The investigators believe that hydrogen sulfide (H2S), an endogenously produced
gasotransmitter, holds promise as a clinically useful biomarker for PAD and may also provide
a possible explanation for the paradox of asymptomatic PAD in patients with ABIs less than
0.9. To date, research regarding H2S has demonstrated that it participates in a myriad of
physiological functions including vasodilatation, anti-apoptotic effects, modulation of
mitochondrial respiration, and changes in vascular remodeling.
The investigators will conduct an observational cohort study to evaluate H2S levels in three
groups of patients:
1. Patients without PAD as defined by ABI>0.9 and <1.3.
2. Patients with asymptomatic PAD as defined by ABI<0.9 but no symptoms
3. Patient with symptomatic PAD as defined by the presence of typical or atypical
claudication symptoms or critical limb ischemia in conjunction with ABI <0.9.
This will be a single center study performed at LSUHSC-Shreveport. Patients undergoing
cardiac catheterization or peripheral angiogram via a major arterial approach at the LSUHSC
cardiac catheterization laboratory meeting the inclusion and exclusion criteria will be
eligible and given an opportunity to participate. Those providing informed consent will be
interviewed for the presence of claudication symptoms, by use of the San Diego Claudication
Questionnaire and the presence of known risk factors for PAD. The medical record will be
reviewed for collection of baseline clinical data including known risk factors for vascular
disease as well as medications etc. Ankle Brachial Index will be measured by the standard
technique of non-invasive measurement of bilateral arm and ankle pressures and recorded in
all patients.
Plasma free H2S level quantification via high performance liquid gas chromatography, as well
as plasma nitrite levels and nitric oxide levels by chemiluminescence assay will be
performed.
Inclusion Criteria:
1. Patient scheduled at the cardiac catheterization laboratory for coronary or
peripheral angiography.
2. Age > 40 years.
Exclusion Criteria:
1. Inability to provide informed consent.

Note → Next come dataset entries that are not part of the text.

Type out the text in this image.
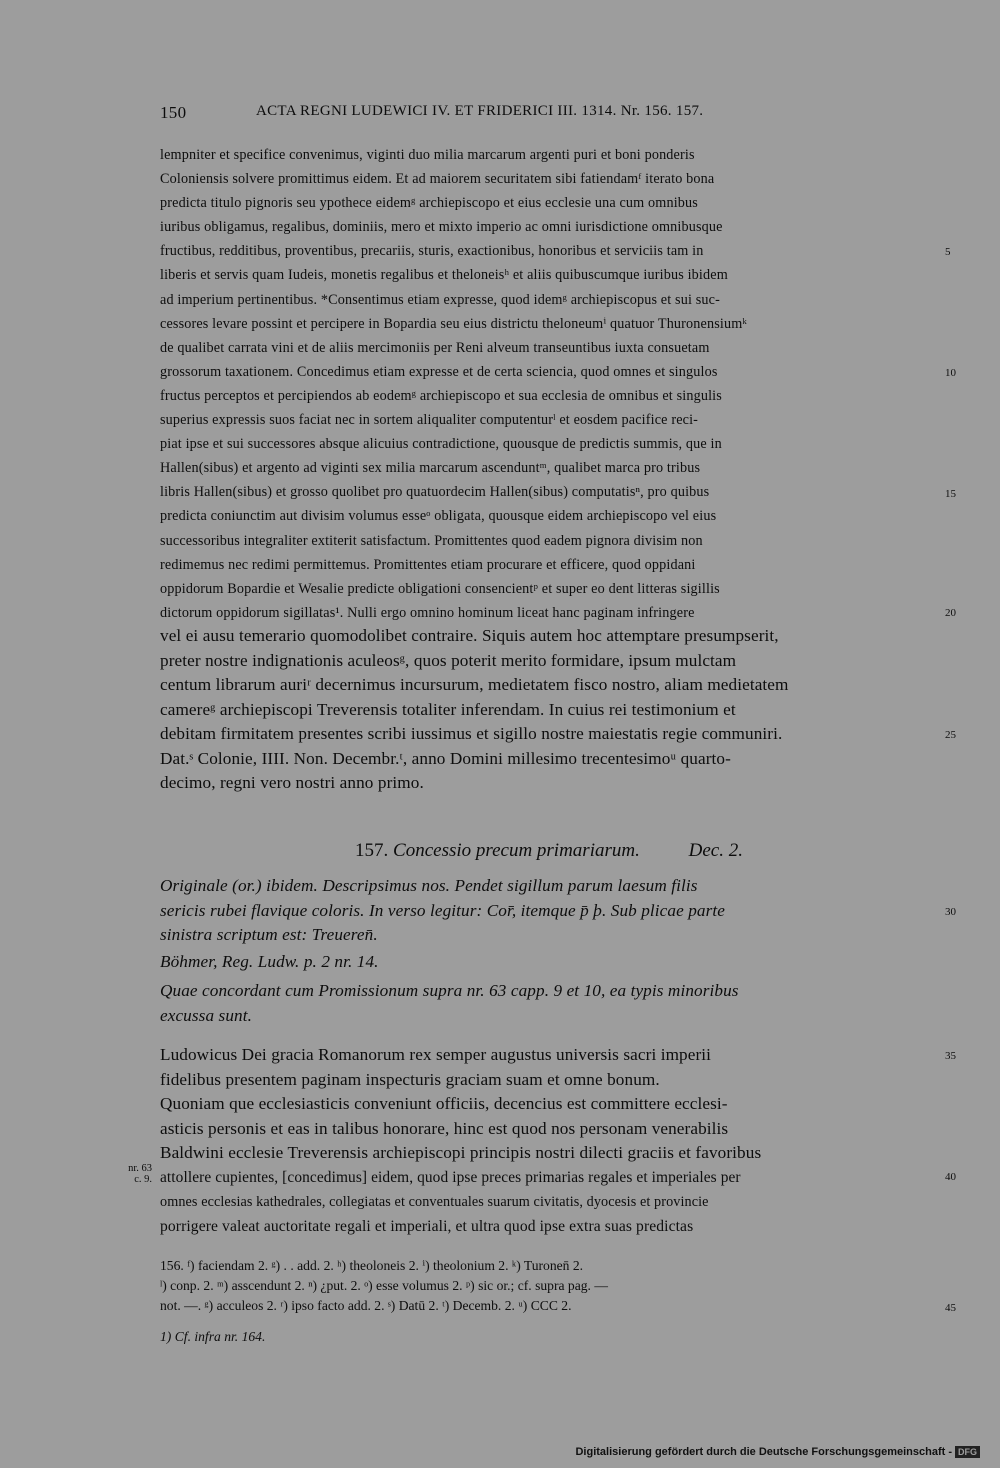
150	ACTA REGNI LUDEWICI IV. ET FRIDERICI III. 1314. Nr. 156. 157.
lempniter et specifice convenimus, viginti duo milia marcarum argenti puri et boni ponderis
Coloniensis solvere promittimus eidem. Et ad maiorem securitatem sibi fatiendamᶠ iterato bona
predicta titulo pignoris seu ypothece eidemᵍ archiepiscopo et eius ecclesie una cum omnibus
iuribus obligamus, regalibus, dominiis, mero et mixto imperio ac omni iurisdictione omnibusque
fructibus, redditibus, proventibus, precariis, sturis, exactionibus, honoribus et serviciis tam in
liberis et servis quam Iudeis, monetis regalibus et theloneisʰ et aliis quibuscumque iuribus ibidem
ad imperium pertinentibus. *Consentimus etiam expresse, quod idemᵍ archiepiscopus et sui suc-
cessores levare possint et percipere in Bopardia seu eius districtu theloneumⁱ quatuor Thuronensiumᵏ
de qualibet carrata vini et de aliis mercimoniis per Reni alveum transeuntibus iuxta consuetam
grossorum taxationem. Concedimus etiam expresse et de certa sciencia, quod omnes et singulos
fructus perceptos et percipiendos ab eodemᵍ archiepiscopo et sua ecclesia de omnibus et singulis
superius expressis suos faciat nec in sortem aliqualiter computenturˡ et eosdem pacifice reci-
piat ipse et sui successores absque alicuius contradictione, quousque de predictis summis, que in
Hallen(sibus) et argento ad viginti sex milia marcarum ascenduntᵐ, qualibet marca pro tribus
libris Hallen(sibus) et grosso quolibet pro quatuordecim Hallen(sibus) computatisⁿ, pro quibus
predicta coniunctim aut divisim volumus esseᵒ obligata, quousque eidem archiepiscopo vel eius
successoribus integraliter extiterit satisfactum. Promittentes quod eadem pignora divisim non
redimemus nec redimi permittemus. Promittentes etiam procurare et efficere, quod oppidani
oppidorum Bopardie et Wesalie predicte obligationi consencientᵖ et super eo dent litteras sigillis
dictorum oppidorum sigillatas¹. Nulli ergo omnino hominum liceat hanc paginam infringere
vel ei ausu temerario quomodolibet contraire. Siquis autem hoc attemptare presumpserit,
preter nostre indignationis aculeosᵍ, quos poterit merito formidare, ipsum mulctam
centum librarum auriʳ decernimus incursurum, medietatem fisco nostro, aliam medietatem
camereᵍ archiepiscopi Treverensis totaliter inferendam. In cuius rei testimonium et
debitam firmitatem presentes scribi iussimus et sigillo nostre maiestatis regie communiri.
Dat.ˢ Colonie, IIII. Non. Decembr.ᵗ, anno Domini millesimo trecentesimoᵘ quarto-
decimo, regni vero nostri anno primo.
5
10
15
20
25
30
35
40
45
157. Concessio precum primariarum.	Dec. 2.
Originale (or.) ibidem. Descripsimus nos. Pendet sigillum parum laesum filis
sericis rubei flavique coloris. In verso legitur: Cor̄, itemque p̄ þ. Sub plicae parte
sinistra scriptum est: Treueren̄.
Böhmer, Reg. Ludw. p. 2 nr. 14.
Quae concordant cum Promissionum supra nr. 63 capp. 9 et 10, ea typis minoribus
excussa sunt.
Ludowicus Dei gracia Romanorum rex semper augustus universis sacri imperii
fidelibus presentem paginam inspecturis graciam suam et omne bonum.
Quoniam que ecclesiasticis conveniunt officiis, decencius est committere ecclesi-
asticis personis et eas in talibus honorare, hinc est quod nos personam venerabilis
Baldwini ecclesie Treverensis archiepiscopi principis nostri dilecti graciis et favoribus
attollere cupientes, [concedimus] eidem, quod ipse preces primarias regales et imperiales per
omnes ecclesias kathedrales, collegiatas et conventuales suarum civitatis, dyocesis et provincie
porrigere valeat auctoritate regali et imperiali, et ultra quod ipse extra suas predictas
nr. 63
c. 9.
156. ᶠ) faciendam 2. ᵍ) . . add. 2. ʰ) theoloneis 2. ⁱ) theolonium 2. ᵏ) Turonen̄ 2.
ˡ) conp. 2. ᵐ) asscendunt 2. ⁿ) ¿put. 2. ᵒ) esse volumus 2. ᵖ) sic or.; cf. supra pag. —
not. —. ᵍ) acculeos 2. ʳ) ipso facto add. 2. ˢ) Datū 2. ᵗ) Decemb. 2. ᵘ) CCC 2.
1) Cf. infra nr. 164.
Digitalisierung gefördert durch die Deutsche Forschungsgemeinschaft - DFG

2. ST elevation myocardial infarction.
3. Cardiogenic shock.
4. Non-atherosclerotic PAD (e.g. Buerger's disease).
5. Pregnant or nursing.
6. Enrolment in another clinical trial requiring use of experimental therapeutic agents.
7. ABI > 1.3(indicative of non-compressible vessel needing further evaluation to
diagnose PAD), unless documented known PAD.